Has Government Policy Actually Addressed Food Inflation?
The federal government recently announced its new National Food Security Strategy - along with a commitment to spend another $3.2 billion. The initiative has predictably received mixed reviews. But it at least tries to address a widely acknowledged food affordability problem.
I’m in no position to predict the impact the strategy might have.1 What I can do is take a look back at previous attempts to control food pricing and assess their success.
Just for yuks, let’s go all the way back to Canada’s Anti-Inflation Act of 1975. The Act was passed as an effort to fight a serious run of inflation largely driven by oil prices. Grocery prices were never targeted directly by the Act, but restrictions aimed at large producers were expected to ease consumer prices indirectly.
This chart uses Statistics Canada data to compare Canada’s Consumer Price Index (for all items besides food) with the CPI numbers representing just food. We get the years leading up to the Act and the half-decade that follows:
If the measures had been successful, we would have expected to see the inflation experienced by non-food products to slow or even drop, and the rate of food inflation to more or less follow along. In fact, while there was a brief pause in growth for the general CPI, food inflation continued its climb. Over the subsequent year or so (through 1977), food prices clearly rose more quickly than other commodities.
Overall, it would be difficult to call that effort a success. Fortunately, these days there’s no one with serious influence who’s pushing for a repeat of 1975. I hope.
Ok. So how have things been going over the past decade? Here’s how more recent data from the same Statistics Canada table looks:
There’s clearly a disconnect between food inflation and the rest of the economy that didn’t exist a half century ago. In fact, the two measures first came unstuck midway through 2008.2
It’s not immediately clear what’s behind this disconnect. Triggers from those years could have included destabilizing fluctuations in the Canadian dollar; oil pricing (along with related food-production cost increases); global price increases for wheat, corn, and other staples; transition to biofuels in the U.S.; and growing demand in China and India. But the economies of other nations didn’t react quite like Canada’s.
The fact that the regular CPI seems to have come permanently unstuck from food costs suggest that there’s something structural going on.

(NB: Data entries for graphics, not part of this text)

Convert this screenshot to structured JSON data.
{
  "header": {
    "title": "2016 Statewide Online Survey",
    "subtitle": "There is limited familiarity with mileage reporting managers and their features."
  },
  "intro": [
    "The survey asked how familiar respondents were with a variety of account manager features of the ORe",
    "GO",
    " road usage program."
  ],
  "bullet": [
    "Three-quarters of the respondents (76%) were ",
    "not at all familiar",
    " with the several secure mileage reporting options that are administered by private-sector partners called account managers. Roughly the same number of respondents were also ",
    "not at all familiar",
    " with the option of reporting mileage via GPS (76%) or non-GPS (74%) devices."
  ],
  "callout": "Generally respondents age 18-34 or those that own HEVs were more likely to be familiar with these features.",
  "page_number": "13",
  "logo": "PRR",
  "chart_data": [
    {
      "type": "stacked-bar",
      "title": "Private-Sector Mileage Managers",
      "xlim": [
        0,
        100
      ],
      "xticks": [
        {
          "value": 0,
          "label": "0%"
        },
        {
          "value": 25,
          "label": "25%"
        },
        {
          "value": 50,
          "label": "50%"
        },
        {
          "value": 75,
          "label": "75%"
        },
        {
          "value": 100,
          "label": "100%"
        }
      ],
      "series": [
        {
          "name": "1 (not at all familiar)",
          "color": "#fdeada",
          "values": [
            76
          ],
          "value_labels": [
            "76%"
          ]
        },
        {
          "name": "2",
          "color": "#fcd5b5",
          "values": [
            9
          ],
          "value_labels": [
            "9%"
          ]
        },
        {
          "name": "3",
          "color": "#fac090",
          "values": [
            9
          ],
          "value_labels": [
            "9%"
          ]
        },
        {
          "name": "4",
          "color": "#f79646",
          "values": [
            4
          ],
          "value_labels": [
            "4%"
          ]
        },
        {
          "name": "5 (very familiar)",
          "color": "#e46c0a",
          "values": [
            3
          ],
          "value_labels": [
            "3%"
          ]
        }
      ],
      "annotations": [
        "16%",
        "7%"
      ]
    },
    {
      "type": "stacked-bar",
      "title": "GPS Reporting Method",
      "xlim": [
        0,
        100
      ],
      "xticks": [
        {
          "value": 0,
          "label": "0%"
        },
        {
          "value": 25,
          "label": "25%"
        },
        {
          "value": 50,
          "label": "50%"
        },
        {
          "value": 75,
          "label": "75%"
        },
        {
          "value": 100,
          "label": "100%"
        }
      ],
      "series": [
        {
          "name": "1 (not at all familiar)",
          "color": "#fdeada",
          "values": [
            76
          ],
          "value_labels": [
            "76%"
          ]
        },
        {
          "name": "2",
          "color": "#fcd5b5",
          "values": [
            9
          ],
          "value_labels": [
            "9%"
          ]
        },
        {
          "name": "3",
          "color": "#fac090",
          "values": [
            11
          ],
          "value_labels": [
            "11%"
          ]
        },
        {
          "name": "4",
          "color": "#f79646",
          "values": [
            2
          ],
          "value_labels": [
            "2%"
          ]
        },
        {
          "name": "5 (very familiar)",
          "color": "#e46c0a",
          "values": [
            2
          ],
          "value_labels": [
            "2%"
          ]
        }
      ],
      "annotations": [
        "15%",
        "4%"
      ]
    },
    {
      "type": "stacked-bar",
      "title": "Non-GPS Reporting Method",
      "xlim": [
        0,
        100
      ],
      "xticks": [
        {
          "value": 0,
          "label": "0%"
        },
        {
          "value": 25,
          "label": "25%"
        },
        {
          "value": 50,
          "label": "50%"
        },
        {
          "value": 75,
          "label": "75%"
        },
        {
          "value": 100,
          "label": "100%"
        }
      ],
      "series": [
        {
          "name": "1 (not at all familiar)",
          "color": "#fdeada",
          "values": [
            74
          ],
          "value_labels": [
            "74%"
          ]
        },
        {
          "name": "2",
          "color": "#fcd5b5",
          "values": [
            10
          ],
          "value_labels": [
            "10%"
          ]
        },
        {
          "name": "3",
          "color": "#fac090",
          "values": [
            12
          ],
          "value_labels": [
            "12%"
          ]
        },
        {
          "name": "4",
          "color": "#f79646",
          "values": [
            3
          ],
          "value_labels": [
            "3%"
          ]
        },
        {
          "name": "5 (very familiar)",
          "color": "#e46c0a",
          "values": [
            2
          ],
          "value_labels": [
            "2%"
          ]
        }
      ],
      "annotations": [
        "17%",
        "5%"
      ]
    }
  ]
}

That could include unsustainable agricultural costs, broken food supply chains, strange consumer demand patterns, or general productivity growth that somehow missed food production and grocery sectors. No one knows for sure.
Recent government moves - like the one-time grocery rebate in 2023 and the temporary GST/HST holiday at the end of 2024 - have had no measurable impact on costs. And they didn’t provide meaningful assistance where it was most needed. For a low-income couple with two children, the 2026 enhancement to the GST rebate would add just $22 a month over and above the original Credit.

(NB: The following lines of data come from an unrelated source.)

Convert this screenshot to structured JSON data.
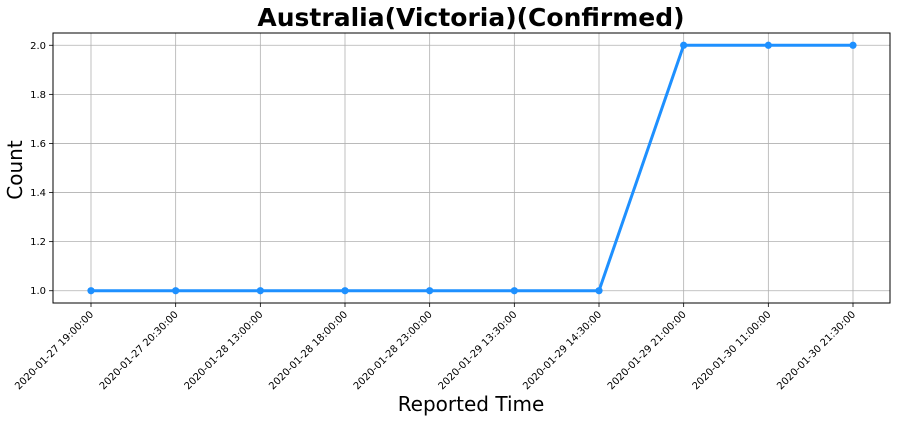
{
  "chart_data": {
    "type": "line",
    "title": "Australia(Victoria)(Confirmed)",
    "xlabel": "Reported Time",
    "ylabel": "Count",
    "categories": [
      "2020-01-27 19:00:00",
      "2020-01-27 20:30:00",
      "2020-01-28 13:00:00",
      "2020-01-28 18:00:00",
      "2020-01-28 23:00:00",
      "2020-01-29 13:30:00",
      "2020-01-29 14:30:00",
      "2020-01-29 21:00:00",
      "2020-01-30 11:00:00",
      "2020-01-30 21:30:00"
    ],
    "values": [
      1,
      1,
      1,
      1,
      1,
      1,
      1,
      2,
      2,
      2
    ],
    "ylim": [
      0.95,
      2.05
    ],
    "yticks": [
      1.0,
      1.2,
      1.4,
      1.6,
      1.8,
      2.0
    ],
    "ytick_labels": [
      "1.0",
      "1.2",
      "1.4",
      "1.6",
      "1.8",
      "2.0"
    ],
    "grid": true,
    "line_color": "#1e90ff",
    "marker": "circle"
  }
}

What could actually make a difference? Well how about:
Eliminating GST/HST on all foods. There are valid arguments for taxing snack and restaurant food. But there are way too many exceptions (like seniors and people living alone who have no choice but to buy food in small packages) to justify the policy.
Eliminating industrial carbon taxes. No hand-waving and clever accounting theories can cover the reality that taxing food production and transportation will drive up food prices for consumers (although, realistically, the pass-through premium might not amount to more than $100 a year for a typical family).
Eliminating (or replacing) supply management for dairy, chicken, turkey, and eggs. Supply management programs - which also happen to be a major trade irritant with the U.S. - likely add between $500 and $1,000 to a typical low income family’s annual food costs.
The elimination of interprovincial trade barriers - which have remained largely unchanged despite Liberal election-themed hopes - would increase efficiency and competition and reduce compliance costs. Such changes could likely add another $250 or so in annual household savings.
None of those appear to be even aspirational targets in the government’s National Food Security Strategy. So my guess is that we’re in for more of the same.
Although it’s no secret around these parts that I’m not a fan of government subsidies and interventions. At best it’s rare when such endeavors return measurable and positive outcomes.
Sadly, this means it’ll be difficult to exclusively blame the Liberal Party for the underlying problem.